In aanvulling op hun ouderdomspensioen op grond van de Algemene Ouderdomswet ontvingen appellanten sinds 1 november 2009 bijstand in de vorm van een AIO-aanvulling, laatstelijk op grond van de Participatiewet.
1.2.
Vanaf 2013 voert de Svb een gefaseerd onderzoek uit naar de rechtmatigheid van de AIO-aanvulling van alle AIO-gerechtigden. In het kader van dit meerjarige onderzoek hebben appellanten een formulier “Verblijf en vermogen buiten Nederland” ingevuld, waarbij zij een concreet verblijfsadres in Turkije hebben opgegeven, heeft een huisbezoek op het uitkeringsadres plaatsgevonden en heeft vervolgens het Bureau Attaché Sociale Zaken van de Nederlandse Ambassade te Ankara (Bureau Attaché) een onderzoek ingesteld naar eventueel vermogen van appellanten in Turkije.
1.3.
Het dossier van appellanten is geselecteerd voor het project AIO tweede tertaal 2016. Dit betreft een onderzoek naar het verblijf en vermogen in het buitenland. Appellanten hebben op 8 april 2015 het formulier “Verblijf en vermogen buiten Nederland” ingevuld. Appellanten hebben vermeld dat zij in juli 2015 naar het buitenland zullen gaan, dat zij dan op een bepaald adres zullen verblijven bij familie en dat zij geen vermogen in het buitenland hebben. Een medewerker van de afdeling Handhaving van de Sociale verzekeringsbank (medewerker) heeft vervolgens een nader onderzoek ingesteld. In dat kader heeft het Bureau Attaché een onderzoek ingesteld naar eventueel vermogen van appellanten in Turkije. Bureau Attaché heeft de resultaten van dit onderzoek neergelegd in een brief van
22 maart 2017. In deze brief staat vermeld dat bij de afdeling OZB van de deelgemeente [deelgemeente] een perceel met daarop een woning (kadastrale ligging 13199 Kavel 4) vanaf 1988 op naam van appellante en vanaf 1995 tot 19 maart 2015 op naam van appellanten stond geregistreerd. Op die datum hebben appellanten die woning overgedragen. Door een lokale makelaar is deze woning op 22 maart 2017 getaxeerd op een bedrag van € 25.000,- per 2015. De medewerker heeft de bevindingen van zijn onderzoek neergelegd in een rapport van 3 april 2017.
1.4.
Bij brief van 21 april 2017 heeft de Svb appellanten verzocht om nadere informatie over de verkoop en de opbrengst van de hiervoor genoemde woning. Deze informatie is niet door appellanten verstrekt.
1.5.
De Svb heeft nadien in de onderzoeksresultaten aanleiding gezien om bij besluit van 29 september 2017, na bezwaar gehandhaafd bij besluit van 14 december 2017 (bestreden besluit), de AIO-aanvulling van appellanten over de periode van november 2009 tot en met september 2017 in te trekken. Aan de besluitvorming heeft de Svb ten grondslag gelegd dat appellanten geen melding hebben gemaakt van het bezit van een onroerende zaak in Turkije. Appellanten hebben geen informatie verstrekt over de waarde of de waardeontwikkeling in de periode van aanschaf tot verkoop van deze onroerende zaak noch over de verkoop hiervan zodat het recht op AIO-aanvulling niet is vast te stellen, behoudens over de periode van 1 januari 2015 tot en met 19 maart 2015. Over die periode hebben appellanten wegens te groot vermogen geen recht op AIO-aanvulling.
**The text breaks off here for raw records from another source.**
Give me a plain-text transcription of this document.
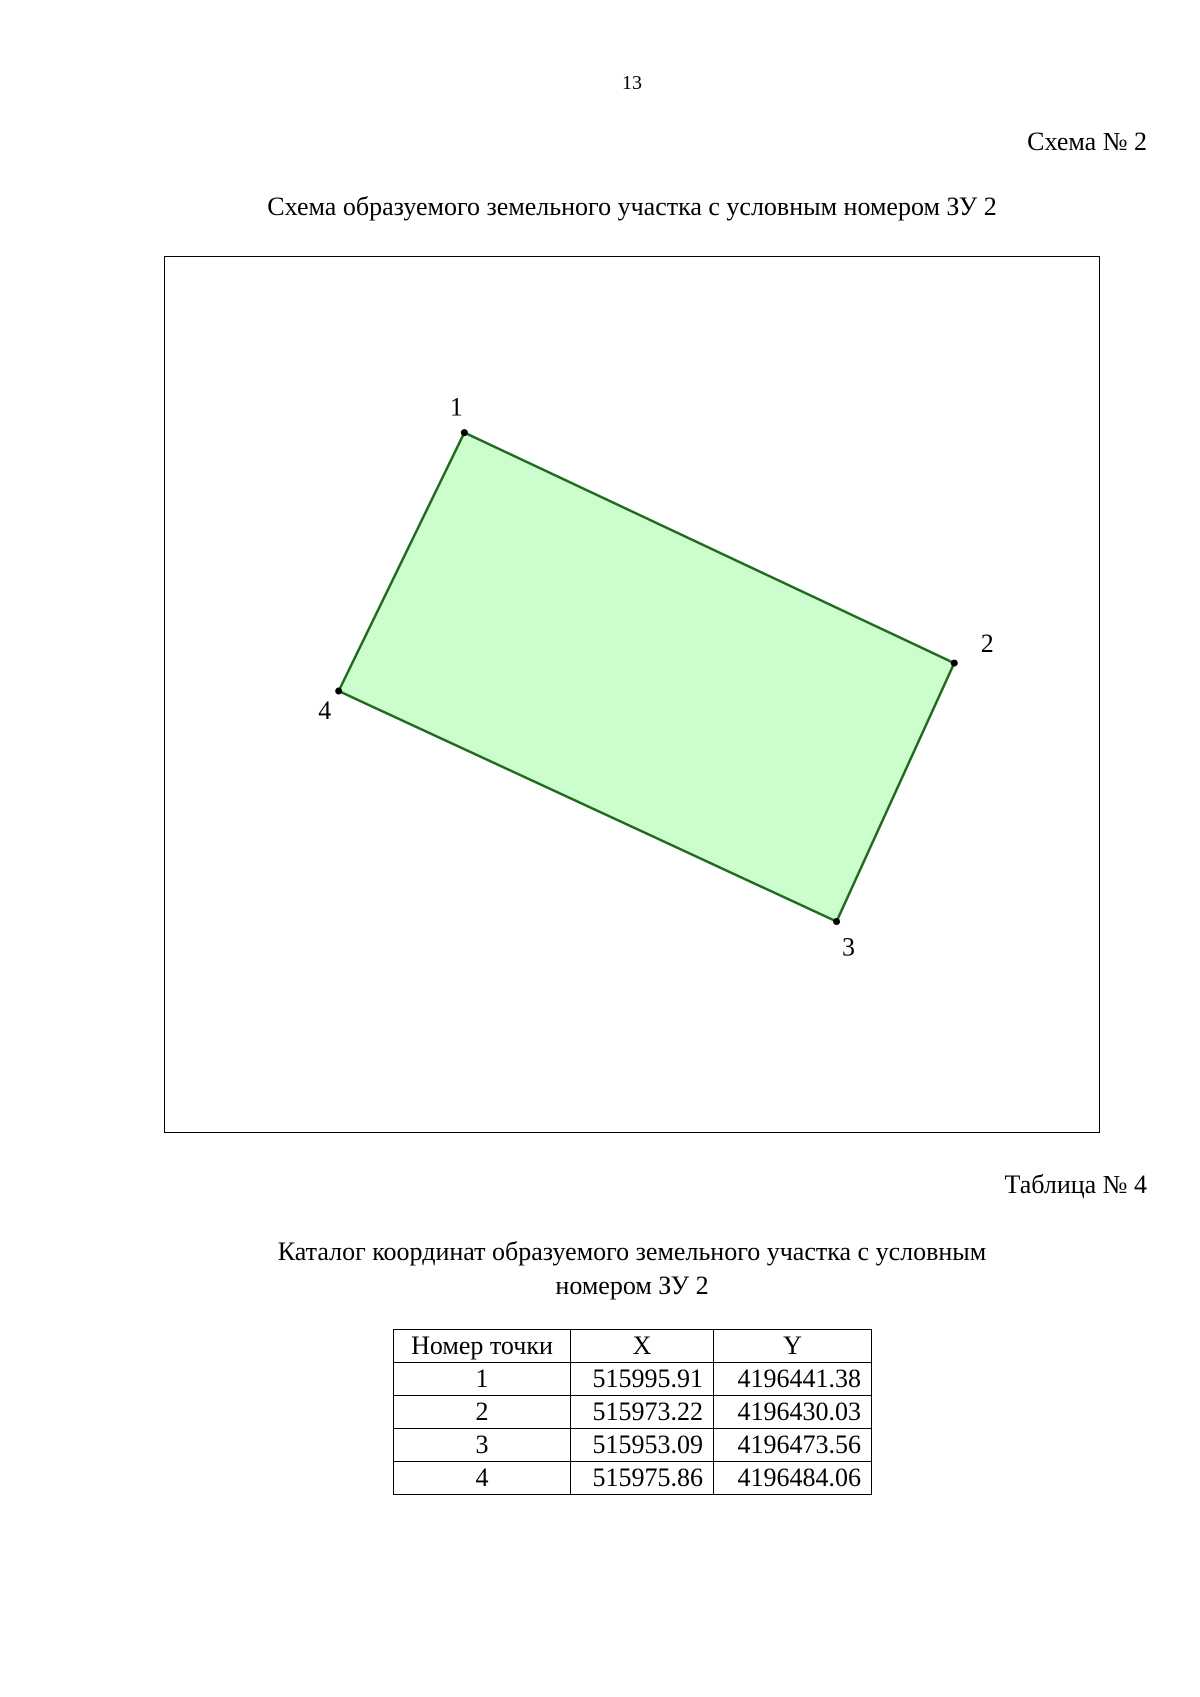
13
Схема № 2
Схема образуемого земельного участка с условным номером ЗУ 2
1
2
3
4
Таблица № 4
Каталог координат образуемого земельного участка с условным
номером ЗУ 2
Номер точки	X	Y
1	515995.91	4196441.38
2	515973.22	4196430.03
3	515953.09	4196473.56
4	515975.86	4196484.06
2. Bij de aangevallen uitspraak heeft de rechtbank het beroep tegen het bestreden besluit ongegrond verklaard.
3. Appellanten hebben zich in hoger beroep tegen de aangevallen uitspraak gekeerd. Zij voeren hiertoe aan dat de Svb met het onder 1.3 genoemde onderzoek een ongerechtvaardigd onderscheid maakt tussen verschillende groepen AIO-gerechtigden. Derhalve is sprake van een onrechtmatig onderzoek en kunnen de resultaten van dit onderzoek niet aan het bestreden besluit ten grondslag worden gelegd.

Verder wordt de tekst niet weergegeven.